Brendan made a neat tally mark for every time he slept. 365 marks. That was one year. He looked just like he did when he turned eleven. The only thing that changed now were his Pokémon. They were the only thing that could improve, that could grow. What would happen when they reached their pinnacle? When they couldn’t improve their abilities, when they couldn’t grow? These thoughts consumed him when he tried to sleep under the midday sun.

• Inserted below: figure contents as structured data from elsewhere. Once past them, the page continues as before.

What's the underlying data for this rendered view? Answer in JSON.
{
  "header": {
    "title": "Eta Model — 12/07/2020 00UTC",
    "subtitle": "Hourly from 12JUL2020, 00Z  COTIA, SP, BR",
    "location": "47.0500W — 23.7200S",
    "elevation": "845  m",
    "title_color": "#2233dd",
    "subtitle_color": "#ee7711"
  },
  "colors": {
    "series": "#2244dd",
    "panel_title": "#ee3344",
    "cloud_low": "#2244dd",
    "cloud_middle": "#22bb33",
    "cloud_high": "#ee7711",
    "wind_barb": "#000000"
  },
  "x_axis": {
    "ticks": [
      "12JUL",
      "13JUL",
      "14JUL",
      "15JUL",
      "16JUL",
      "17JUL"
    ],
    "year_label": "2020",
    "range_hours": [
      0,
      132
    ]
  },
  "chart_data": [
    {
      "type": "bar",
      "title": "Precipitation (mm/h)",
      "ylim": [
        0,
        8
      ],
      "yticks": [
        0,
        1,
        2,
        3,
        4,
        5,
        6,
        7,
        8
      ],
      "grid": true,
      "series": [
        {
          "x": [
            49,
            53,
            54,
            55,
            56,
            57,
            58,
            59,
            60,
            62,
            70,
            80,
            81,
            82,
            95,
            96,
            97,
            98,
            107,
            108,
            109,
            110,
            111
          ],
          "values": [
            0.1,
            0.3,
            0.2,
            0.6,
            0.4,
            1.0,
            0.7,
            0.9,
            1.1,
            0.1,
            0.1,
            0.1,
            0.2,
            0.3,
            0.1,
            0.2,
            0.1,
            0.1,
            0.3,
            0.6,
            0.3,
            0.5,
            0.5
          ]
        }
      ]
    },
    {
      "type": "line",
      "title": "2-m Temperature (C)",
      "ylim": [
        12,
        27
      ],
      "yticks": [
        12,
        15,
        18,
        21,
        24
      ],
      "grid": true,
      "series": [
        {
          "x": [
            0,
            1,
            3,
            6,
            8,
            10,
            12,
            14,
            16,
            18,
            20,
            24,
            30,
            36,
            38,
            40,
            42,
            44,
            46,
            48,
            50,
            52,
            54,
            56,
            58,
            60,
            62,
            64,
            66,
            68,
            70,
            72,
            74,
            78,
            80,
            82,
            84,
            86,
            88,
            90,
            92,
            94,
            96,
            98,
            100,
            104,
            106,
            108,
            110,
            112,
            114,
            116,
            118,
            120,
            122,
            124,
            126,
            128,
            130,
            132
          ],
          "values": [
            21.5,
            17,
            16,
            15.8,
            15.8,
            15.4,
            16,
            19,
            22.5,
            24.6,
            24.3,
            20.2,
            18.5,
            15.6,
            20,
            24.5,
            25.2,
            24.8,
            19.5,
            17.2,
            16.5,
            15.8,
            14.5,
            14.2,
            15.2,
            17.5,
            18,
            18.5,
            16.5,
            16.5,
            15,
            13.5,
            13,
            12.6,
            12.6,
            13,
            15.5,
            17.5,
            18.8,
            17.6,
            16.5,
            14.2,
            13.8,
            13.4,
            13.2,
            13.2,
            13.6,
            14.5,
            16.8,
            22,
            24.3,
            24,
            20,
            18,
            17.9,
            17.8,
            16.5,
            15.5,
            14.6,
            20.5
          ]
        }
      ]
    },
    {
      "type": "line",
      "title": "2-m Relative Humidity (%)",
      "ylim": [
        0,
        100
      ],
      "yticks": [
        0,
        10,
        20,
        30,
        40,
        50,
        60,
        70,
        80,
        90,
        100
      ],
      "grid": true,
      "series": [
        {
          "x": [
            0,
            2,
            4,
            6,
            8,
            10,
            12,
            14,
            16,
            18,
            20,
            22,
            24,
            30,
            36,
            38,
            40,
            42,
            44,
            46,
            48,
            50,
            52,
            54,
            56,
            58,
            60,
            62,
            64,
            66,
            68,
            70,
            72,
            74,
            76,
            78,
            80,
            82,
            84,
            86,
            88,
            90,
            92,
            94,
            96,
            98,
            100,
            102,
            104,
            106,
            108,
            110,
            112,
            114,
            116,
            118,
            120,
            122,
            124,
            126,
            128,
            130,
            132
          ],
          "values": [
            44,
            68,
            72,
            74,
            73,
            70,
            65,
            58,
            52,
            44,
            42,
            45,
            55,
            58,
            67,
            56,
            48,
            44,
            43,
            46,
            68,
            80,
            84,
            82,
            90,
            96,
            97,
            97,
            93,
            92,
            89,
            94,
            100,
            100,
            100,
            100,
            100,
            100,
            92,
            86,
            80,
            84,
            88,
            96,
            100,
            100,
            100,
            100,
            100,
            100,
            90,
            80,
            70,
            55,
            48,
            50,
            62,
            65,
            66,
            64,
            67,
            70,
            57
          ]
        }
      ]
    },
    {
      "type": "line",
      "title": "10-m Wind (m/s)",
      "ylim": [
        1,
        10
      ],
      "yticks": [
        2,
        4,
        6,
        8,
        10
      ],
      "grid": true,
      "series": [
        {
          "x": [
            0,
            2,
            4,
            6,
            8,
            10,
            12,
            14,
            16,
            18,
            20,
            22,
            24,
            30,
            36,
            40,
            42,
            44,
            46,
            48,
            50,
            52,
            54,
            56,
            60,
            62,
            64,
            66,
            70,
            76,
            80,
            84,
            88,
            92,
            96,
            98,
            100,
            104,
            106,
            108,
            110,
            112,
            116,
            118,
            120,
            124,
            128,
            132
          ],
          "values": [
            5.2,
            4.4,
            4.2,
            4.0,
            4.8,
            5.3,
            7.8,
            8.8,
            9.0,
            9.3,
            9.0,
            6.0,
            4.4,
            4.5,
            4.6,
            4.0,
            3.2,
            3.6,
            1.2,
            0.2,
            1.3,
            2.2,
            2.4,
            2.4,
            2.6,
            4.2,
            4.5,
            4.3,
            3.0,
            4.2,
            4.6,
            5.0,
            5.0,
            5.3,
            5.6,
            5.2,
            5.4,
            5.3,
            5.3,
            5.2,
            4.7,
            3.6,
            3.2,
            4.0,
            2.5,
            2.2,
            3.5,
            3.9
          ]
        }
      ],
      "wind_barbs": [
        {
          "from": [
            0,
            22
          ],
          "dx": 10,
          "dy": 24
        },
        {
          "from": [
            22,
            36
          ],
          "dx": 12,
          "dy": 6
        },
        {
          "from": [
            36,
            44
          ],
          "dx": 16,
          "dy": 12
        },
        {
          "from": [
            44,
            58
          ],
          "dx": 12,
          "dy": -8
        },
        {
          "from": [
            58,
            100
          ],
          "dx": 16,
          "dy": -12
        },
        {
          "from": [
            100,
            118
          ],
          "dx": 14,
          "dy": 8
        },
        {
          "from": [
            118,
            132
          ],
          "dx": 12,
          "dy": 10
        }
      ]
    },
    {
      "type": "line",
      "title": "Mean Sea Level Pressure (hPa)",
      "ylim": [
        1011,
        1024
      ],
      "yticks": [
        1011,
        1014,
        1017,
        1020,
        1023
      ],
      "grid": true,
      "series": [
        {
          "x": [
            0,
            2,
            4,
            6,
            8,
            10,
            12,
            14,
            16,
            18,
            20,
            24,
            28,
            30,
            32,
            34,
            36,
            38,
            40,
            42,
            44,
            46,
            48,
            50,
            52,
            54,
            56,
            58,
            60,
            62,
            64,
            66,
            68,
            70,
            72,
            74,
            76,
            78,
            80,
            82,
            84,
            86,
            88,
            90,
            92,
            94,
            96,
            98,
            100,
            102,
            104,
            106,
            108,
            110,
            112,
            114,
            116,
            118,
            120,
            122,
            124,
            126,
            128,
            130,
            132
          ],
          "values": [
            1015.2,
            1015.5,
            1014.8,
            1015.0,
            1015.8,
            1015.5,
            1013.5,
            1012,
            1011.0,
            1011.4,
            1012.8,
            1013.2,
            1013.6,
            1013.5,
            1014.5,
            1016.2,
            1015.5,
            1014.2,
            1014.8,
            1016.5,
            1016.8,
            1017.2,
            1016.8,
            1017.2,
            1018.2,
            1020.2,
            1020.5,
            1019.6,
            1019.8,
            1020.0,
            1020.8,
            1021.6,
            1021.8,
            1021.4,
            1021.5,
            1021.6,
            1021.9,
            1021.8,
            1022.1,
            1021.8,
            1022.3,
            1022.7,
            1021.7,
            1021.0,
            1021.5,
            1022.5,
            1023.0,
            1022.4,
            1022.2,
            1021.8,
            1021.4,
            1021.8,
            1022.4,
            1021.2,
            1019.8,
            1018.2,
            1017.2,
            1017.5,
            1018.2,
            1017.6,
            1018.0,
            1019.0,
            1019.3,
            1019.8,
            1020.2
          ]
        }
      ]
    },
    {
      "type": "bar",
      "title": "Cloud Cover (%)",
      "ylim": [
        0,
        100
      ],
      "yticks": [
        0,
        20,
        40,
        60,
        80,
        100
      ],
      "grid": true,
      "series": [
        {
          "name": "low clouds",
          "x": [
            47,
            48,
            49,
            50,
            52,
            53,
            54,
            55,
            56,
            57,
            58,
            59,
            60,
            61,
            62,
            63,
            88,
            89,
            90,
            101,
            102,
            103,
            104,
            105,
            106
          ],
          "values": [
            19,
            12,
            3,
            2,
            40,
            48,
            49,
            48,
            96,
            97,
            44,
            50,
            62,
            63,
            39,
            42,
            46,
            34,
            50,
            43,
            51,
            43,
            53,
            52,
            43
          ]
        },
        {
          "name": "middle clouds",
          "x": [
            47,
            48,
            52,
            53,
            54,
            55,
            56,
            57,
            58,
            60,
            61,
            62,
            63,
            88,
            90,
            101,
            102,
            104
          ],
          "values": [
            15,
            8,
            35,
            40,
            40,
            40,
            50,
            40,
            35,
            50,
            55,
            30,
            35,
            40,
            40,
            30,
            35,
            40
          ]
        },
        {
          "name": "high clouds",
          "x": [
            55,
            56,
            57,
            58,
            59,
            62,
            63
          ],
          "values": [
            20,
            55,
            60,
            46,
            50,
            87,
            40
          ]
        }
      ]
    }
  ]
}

But it didn’t stop. One morning (he called it morning, since he’d just woken up- the sun gave no indication of what time it might be-) he checked his PC, and found that Groudon, Kyogre, Rayquaza, and the Regi Pokémon were all missing. He ran to their usual haunts- to the Cave of Origin, to the Sky Tower, to the desert, and through the rain. They had completely vanished. He kept checking the box. Each day, the number of Pokémon in his storage boxes declined by six.

The Pokémon he’d trained in those years vanished without a trace. He began to sleep with his Pokéballs close to him. As if he feared, in the night, the same phantom force would take them away. He didn’t want to catch Pokémon anymore. Anyone outside his six, he couldn’t protect.

1,461 marks. He’d been a trainer for five years now.